Calcium Signaling in Brain Cancers: Roles and Therapeutic Targeting

Abstract

Calcium signaling, in addition to its numerous physiological roles, is also implicated in several pathological conditions including cancer. An increasing body of evidence suggest critical roles of calcium signaling in the promotion of different aspects of cancer, including cell proliferation, therapy resistance and metastatic-related processes. In many cases, this is associated with altered expression and/or activity of some calcium channels and pumps. Brain cancers have also been the subject of many of these studies. In addition to diverse roles of calcium signals in normal brain function, a number of proteins involved in calcium transport are implicated to have specific roles in some brain cancers including gliomas, medulloblastoma, neuroblastoma and meningioma. This review discusses research that has been conducted so far to understand diverse roles of Ca²⁺-transporting proteins in the progression of brain cancers, as well as any attempts to target these proteins towards a therapeutic approach for the control of brain cancers. Finally, some knowledge gaps in the field that may need to be further considered are also discussed.

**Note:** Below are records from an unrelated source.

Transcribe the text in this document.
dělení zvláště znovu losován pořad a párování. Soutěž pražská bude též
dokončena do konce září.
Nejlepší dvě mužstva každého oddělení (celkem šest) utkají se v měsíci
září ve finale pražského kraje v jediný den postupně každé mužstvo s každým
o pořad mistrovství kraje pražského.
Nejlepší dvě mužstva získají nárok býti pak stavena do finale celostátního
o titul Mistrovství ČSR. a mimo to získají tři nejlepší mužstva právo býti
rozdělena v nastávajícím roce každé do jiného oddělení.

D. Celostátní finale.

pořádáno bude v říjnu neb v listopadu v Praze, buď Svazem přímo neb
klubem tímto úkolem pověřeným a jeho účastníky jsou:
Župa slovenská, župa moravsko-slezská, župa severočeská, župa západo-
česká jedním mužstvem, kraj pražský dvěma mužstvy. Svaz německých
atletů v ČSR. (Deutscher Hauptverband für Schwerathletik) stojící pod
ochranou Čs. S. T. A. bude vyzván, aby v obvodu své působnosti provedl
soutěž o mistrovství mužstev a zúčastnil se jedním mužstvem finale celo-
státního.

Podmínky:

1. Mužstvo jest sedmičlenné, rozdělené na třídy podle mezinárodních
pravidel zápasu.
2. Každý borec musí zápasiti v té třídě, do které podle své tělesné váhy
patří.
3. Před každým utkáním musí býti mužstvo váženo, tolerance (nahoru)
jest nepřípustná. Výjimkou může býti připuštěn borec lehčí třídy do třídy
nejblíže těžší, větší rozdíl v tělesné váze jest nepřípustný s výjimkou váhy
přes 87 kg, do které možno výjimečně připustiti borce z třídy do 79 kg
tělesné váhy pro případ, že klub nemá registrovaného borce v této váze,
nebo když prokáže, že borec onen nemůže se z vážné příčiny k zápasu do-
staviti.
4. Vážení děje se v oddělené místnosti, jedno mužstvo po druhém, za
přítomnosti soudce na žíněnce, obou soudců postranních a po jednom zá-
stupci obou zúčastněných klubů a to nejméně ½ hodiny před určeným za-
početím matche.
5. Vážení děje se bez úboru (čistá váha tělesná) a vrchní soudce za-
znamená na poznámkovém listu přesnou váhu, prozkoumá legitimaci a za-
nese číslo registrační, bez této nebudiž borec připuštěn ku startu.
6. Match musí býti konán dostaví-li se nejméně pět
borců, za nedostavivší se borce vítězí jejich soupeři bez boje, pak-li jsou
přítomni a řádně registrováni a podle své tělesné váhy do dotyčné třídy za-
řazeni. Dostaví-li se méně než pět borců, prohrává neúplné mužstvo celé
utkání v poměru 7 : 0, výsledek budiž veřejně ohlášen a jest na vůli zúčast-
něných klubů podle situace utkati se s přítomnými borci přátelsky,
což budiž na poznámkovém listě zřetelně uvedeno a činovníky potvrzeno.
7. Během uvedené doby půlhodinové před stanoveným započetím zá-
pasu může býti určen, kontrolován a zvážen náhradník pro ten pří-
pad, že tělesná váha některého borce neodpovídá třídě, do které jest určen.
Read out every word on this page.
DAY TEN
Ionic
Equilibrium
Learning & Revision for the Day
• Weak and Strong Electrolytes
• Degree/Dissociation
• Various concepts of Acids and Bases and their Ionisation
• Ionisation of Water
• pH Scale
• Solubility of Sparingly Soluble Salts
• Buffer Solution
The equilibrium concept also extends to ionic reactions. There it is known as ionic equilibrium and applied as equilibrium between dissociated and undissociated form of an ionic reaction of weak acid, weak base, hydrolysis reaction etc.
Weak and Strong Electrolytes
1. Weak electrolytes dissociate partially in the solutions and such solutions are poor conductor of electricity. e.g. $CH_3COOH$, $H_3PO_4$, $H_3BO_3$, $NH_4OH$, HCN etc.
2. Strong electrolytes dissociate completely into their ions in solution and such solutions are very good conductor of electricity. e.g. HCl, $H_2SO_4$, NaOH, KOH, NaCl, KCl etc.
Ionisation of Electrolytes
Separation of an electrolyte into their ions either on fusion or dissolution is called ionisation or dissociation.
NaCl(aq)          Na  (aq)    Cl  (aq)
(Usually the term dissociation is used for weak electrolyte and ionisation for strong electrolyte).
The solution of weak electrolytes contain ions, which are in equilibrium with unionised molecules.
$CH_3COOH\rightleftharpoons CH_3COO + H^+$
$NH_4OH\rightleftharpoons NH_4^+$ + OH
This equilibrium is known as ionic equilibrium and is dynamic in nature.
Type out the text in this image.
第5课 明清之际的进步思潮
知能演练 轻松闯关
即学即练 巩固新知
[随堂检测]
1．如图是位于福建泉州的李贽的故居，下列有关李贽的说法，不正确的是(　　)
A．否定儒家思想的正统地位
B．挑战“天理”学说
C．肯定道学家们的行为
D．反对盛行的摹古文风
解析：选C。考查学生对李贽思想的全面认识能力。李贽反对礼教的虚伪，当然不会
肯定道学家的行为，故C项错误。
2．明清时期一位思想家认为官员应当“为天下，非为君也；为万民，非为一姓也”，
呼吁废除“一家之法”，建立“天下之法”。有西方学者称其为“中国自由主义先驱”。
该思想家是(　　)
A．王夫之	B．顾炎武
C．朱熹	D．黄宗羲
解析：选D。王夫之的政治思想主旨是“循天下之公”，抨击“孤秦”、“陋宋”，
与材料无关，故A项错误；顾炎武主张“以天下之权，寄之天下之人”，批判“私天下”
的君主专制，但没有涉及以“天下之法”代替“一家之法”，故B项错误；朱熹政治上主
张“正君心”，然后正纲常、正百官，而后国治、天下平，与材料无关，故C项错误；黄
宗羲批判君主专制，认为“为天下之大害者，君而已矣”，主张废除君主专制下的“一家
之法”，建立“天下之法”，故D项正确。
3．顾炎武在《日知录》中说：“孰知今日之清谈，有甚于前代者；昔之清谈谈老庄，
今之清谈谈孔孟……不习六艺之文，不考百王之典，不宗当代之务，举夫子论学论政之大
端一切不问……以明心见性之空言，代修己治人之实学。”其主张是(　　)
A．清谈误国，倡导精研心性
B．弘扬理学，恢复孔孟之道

Keywords: brain cancers; calcium signaling; therapeutic targeting.

Figure 1

Schematic representation of major calcium channels, pumps, exchangers and sensors in mammalian cells. Ca²⁺ influx is mediated by plasma membrane channels including transient receptor potential (TRP) channels, voltage-gated calcium channels (VGCC), ligand-gated ionotropic P2X receptors, mechanosensitive Piezo channels, and store-operated Ca²⁺ entry pathway mediated by stromal interaction molecule 1 (STIM1) sensor and ORAI1 channels. Distribution of Ca²⁺ against a chemical gradient across cell compartments is regulated by Ca²⁺ pumps including the plasma membrane Ca²⁺-ATPase (PMCA), Sarcoplasmic/endoplasmic reticulum Ca²⁺-ATPase (SERCA), and Golgi network secretory pathway Ca²⁺/Mn²⁺-ATPase (SPCA). The endoplasmic reticulum (ER) Ca²⁺ channels include ryanodine receptor (RYR) and inositol 1,4,5-trisphosphate (IP3) receptor (IP3R); the latter is activated by IP3 ligand produced by the plasma membrane G protein-coupled receptor (GPCR) via Gaq and phospholipase C-β (PLCβ) proteins. Two-pore channels (TPC) regulate Ca²⁺ release from the endolysosomal system. Mitochondrial Ca²⁺ levels are controlled by mitochondrial calcium uniporter (MCU) complex, and mitochondrial Na⁺/Ca²⁺ exchanger (NCLX).

Figure 2

Schematic representation of biological processes that are promoted by Ca²⁺ signaling proteins in brain cancer cells. Several Ca²⁺ channels are shown to contribute to various pro-tumor processes in glioma cells (blue color), neuroblastoma cells (pink color) and medulloblastoma cells (violet color). These processes include proliferation, migration, invasion, therapy resistance/therapy sensitivity, differentiation, angiogenesis, inflammation and cell death. Proteins that are positioned on the borders of two processes, contribute to both processes.